I came across the formula to find the number of walks of length $n$ between two vertices by raising the adjacency matrix of their graph to the $n$-th power.
I took me quite some time to understand why it actually works. I thought it would be useful to write the proof by induction for this in my own words.
Theorem: Raising an adjacency matrix $A$ of simple graph $G$ to the $n$-th power gives the number of $n$-length walks between two vertices $v_i$, $v_j$ of $G$ in the resulting matrix.
Proof by induction: Let $P(n)$ be the predicate that the theorem is true for $n$. We let $F^{(n)}_{ij}$ be the number of $n$-length walks between vertex $v_i$ and $v_j$. $P(n)$ is then the predicate that $F^{(n)}_{ij} = A^n_{ij}$. We proceed by induction on $n$.
Base case: $P(1)$
Case 1: $F^{(1)}_{ij} = A^{(1)}_{ij} = 1$ if $\{v_i, v_j\} \in E$, so there is is a walk of length $1$ between $v_i$, $v_j$.

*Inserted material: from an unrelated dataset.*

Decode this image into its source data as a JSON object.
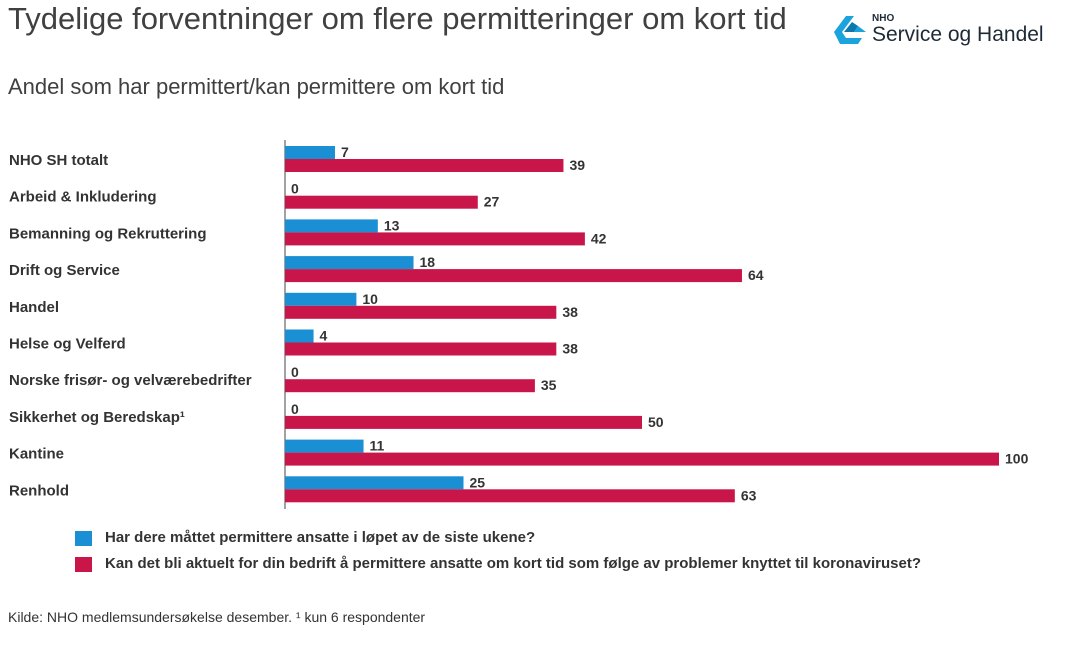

Case 2: $F^{(1)}_{ij} = A^{(1)}_{ij} = 0$ if $\{v_i, v_j\} \notin E$, so there can't be any walk of length $1$ between $v_i$ and $v_j$.
In both cases $F^{(1)}_{i j} = A^{(1)}_{ij}$ holds, hence $P(1)$ is true.
Inductive step: $P(n+1)$ For purpose of induction, we assume $P(n)$ is true, that is $F^{(n)}_{i j} = A^{(n)}_{ij}$ holds for $n$.
We can express a walk of length $n+1$ from $v_i$ to $v_j$ as a $n$-length walk from $v_i$ to $v_k$ and a walk of length 1 from $v_k$ to $v_j$.
That means, the number of $n+1$-length walks from $v_i$ to $v_j$ is the sum over all walks from $v_i$ to $v_k$ times the number of ways to walk in one step from $v_k$ to $v_j$. Thus:
$$F^{(n+1)}_{ij} = \sum_{k=1}^{|V|} A_{kj}F^{(n)}_{ik} = \sum_{k=1}^{|V|} A_{kj}A^{(n)}_{ik}$$
Which is the formula for the dot-product, used in matrix multplications.
Any feedback appreciated.
Best Answer
Your idea looks correct. Just some remarks on your notation.
You chose $P(n)$ to denote the induction statement. And you (apparently) chose $P_{i,j}^{(n)}$ to denote the number of $v_i$-$v_j$-walks of length $n$. But you use it in the following inconsistent ways: $P(n)$, $P_{i,j}$, $P_{i,j}(n)$. The first one is the most irritating one because it conflicts with your notation for the induction statement. Please keep attention on being consistent with your notation. Mathematics is very exact and to be precise, when you defined $P_{i,j}^{(n)}$, the expression $P_{i,j}(n)$ has still no meaning and is undefined! It will probably be considered a typo, but better be sure and stick to standard or defined notations.
Please note that it is not wrong to use $P$ for both, but keep them distinct by indices or decoration. It however is recommended to use different letters for very different concepts $-$ there are 26 of them and many more symbols when using other alphabets.